Researchers' Results

Whelton's findings include:

  • The ACE inhibitor and calcium channel blocker were not better than the diuretic in preventing heart disease death or nonfatal heart attacks.
  • More stroke protection for black patients taking the diuretic than the ACE inhibitor, regardless of diabetes.
  • Heart failure was less common in those taking the diuretic, with or without diabetes. The difference in heart failure with the ACE inhibitor was very small.
  • Systolic blood pressure (the first number in a blood pressure reading when the heart beats) was lower with diabetes patients taking the diuretic. According to the NHLBI, if left uncontrolled, high systolic pressure can lead to stroke, heart attack, heart failure, kidney damage, blindness, or other conditions. Systolic blood pressure becomes more important as people get older.

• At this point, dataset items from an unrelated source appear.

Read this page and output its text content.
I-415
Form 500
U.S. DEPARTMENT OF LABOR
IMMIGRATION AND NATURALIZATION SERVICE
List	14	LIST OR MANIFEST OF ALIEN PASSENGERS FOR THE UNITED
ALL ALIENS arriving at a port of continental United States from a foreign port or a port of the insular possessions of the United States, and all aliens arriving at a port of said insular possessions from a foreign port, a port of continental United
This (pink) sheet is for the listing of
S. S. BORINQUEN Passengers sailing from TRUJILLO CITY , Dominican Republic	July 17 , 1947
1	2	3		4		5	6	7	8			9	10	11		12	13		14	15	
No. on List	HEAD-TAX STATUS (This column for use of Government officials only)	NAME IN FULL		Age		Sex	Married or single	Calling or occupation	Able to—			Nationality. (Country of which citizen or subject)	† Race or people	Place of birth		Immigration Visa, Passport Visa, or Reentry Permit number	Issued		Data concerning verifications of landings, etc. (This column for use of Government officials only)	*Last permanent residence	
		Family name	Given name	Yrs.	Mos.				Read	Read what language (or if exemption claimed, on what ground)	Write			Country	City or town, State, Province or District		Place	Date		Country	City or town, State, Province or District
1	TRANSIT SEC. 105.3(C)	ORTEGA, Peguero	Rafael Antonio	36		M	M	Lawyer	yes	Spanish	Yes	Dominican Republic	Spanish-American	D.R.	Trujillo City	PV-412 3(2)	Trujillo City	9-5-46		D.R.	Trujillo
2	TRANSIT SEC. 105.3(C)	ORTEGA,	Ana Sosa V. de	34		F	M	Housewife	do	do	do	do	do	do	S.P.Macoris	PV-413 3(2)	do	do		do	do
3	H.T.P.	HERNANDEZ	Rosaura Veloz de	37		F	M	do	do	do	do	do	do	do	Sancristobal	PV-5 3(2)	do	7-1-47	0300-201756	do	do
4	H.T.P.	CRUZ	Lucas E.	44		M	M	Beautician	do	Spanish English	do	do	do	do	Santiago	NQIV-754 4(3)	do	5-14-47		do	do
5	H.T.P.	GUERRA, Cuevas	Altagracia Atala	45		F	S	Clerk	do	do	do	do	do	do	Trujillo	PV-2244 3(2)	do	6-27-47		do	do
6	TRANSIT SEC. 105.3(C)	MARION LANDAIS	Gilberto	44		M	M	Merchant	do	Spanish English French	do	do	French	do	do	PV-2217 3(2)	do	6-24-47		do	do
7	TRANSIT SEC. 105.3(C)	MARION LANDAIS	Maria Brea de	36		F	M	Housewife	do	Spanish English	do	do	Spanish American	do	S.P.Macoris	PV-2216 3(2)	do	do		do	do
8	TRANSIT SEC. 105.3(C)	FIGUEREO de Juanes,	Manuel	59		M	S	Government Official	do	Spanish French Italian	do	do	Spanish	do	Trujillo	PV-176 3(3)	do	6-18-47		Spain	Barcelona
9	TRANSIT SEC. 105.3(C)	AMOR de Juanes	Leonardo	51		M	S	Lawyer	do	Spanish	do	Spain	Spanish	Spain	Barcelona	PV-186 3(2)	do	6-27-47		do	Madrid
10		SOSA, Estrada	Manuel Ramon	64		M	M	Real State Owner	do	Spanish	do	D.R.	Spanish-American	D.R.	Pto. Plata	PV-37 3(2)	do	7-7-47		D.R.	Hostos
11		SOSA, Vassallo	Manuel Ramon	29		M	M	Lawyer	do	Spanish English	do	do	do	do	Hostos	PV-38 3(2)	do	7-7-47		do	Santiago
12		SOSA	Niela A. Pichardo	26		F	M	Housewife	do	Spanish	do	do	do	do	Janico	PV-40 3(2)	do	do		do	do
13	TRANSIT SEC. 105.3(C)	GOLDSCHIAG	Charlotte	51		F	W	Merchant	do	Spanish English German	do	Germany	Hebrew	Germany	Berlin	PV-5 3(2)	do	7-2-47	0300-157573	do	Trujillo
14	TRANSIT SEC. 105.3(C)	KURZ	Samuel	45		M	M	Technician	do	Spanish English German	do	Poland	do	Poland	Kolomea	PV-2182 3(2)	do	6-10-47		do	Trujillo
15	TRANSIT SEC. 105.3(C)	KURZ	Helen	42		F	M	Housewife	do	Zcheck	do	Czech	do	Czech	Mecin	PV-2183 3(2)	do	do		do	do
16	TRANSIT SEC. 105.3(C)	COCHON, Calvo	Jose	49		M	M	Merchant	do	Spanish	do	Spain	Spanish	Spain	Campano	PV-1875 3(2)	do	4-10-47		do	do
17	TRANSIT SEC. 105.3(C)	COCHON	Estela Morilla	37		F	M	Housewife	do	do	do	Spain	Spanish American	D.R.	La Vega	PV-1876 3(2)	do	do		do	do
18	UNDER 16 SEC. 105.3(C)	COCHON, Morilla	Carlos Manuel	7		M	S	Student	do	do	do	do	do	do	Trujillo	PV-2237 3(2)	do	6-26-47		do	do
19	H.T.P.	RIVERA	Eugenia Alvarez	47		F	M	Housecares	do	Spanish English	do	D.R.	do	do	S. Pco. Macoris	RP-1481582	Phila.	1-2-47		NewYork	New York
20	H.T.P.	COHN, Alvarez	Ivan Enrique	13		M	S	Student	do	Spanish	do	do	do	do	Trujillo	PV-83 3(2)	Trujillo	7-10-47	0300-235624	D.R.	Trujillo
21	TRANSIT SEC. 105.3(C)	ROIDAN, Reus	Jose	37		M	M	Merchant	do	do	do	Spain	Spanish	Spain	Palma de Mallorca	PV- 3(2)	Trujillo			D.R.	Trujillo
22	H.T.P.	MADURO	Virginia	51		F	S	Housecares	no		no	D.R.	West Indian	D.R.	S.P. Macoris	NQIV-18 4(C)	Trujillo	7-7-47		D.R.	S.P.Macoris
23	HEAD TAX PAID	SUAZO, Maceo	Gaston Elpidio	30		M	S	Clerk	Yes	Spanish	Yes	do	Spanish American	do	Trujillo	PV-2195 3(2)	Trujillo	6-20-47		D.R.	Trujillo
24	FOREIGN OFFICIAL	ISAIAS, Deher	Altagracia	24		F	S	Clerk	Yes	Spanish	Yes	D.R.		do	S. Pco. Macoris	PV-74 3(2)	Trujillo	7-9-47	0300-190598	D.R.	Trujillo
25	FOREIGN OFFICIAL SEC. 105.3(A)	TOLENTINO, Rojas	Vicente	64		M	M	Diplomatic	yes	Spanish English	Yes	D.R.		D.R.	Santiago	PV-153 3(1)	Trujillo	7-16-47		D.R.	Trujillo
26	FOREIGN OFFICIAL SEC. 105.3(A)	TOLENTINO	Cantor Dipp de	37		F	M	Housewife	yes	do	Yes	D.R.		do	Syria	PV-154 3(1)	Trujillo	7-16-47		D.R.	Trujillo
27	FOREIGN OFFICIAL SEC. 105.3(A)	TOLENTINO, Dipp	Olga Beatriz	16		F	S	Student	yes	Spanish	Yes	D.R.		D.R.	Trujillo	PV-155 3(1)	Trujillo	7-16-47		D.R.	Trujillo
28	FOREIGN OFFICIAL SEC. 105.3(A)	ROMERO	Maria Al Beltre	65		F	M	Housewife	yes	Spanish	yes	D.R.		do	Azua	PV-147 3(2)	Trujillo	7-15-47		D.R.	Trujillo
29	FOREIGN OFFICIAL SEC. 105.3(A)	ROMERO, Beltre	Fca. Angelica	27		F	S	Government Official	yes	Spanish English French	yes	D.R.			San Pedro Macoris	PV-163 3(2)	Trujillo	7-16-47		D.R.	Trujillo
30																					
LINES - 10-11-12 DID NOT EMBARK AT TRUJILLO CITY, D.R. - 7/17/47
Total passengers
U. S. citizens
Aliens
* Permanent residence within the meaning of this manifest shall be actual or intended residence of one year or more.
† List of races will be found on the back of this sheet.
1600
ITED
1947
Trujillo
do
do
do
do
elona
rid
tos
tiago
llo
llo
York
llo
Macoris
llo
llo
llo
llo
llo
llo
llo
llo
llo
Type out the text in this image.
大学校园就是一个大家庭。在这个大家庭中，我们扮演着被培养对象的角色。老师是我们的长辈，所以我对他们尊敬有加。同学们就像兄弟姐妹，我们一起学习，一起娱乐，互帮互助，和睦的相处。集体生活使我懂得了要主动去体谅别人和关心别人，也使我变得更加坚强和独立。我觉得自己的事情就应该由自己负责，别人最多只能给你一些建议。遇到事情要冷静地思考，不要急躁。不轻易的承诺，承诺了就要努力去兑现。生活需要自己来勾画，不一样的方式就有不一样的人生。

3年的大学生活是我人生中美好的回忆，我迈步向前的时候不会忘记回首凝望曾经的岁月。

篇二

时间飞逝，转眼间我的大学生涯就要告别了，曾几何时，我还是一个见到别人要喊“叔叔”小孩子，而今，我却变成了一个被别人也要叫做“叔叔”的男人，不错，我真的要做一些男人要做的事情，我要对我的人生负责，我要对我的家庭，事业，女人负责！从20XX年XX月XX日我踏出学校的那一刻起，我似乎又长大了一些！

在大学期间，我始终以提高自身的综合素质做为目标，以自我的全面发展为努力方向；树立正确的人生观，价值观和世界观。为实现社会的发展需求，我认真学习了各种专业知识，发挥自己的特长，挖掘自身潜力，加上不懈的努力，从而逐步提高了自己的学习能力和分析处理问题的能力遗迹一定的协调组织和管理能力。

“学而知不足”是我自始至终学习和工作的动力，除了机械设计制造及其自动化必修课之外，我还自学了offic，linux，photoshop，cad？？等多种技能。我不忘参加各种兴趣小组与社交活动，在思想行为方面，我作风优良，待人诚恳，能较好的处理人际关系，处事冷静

  • Diastolic blood pressure (the second or lower number of the blood pressure reading, when the heart rests in between beats) was lower in diabetes patients taking the calcium channel blocker. The diastolic blood pressure is especially important for younger people. The higher the diastolic blood pressure, the greater the risk for heart attacks, strokes, and kidney failure, writes the NHLBI.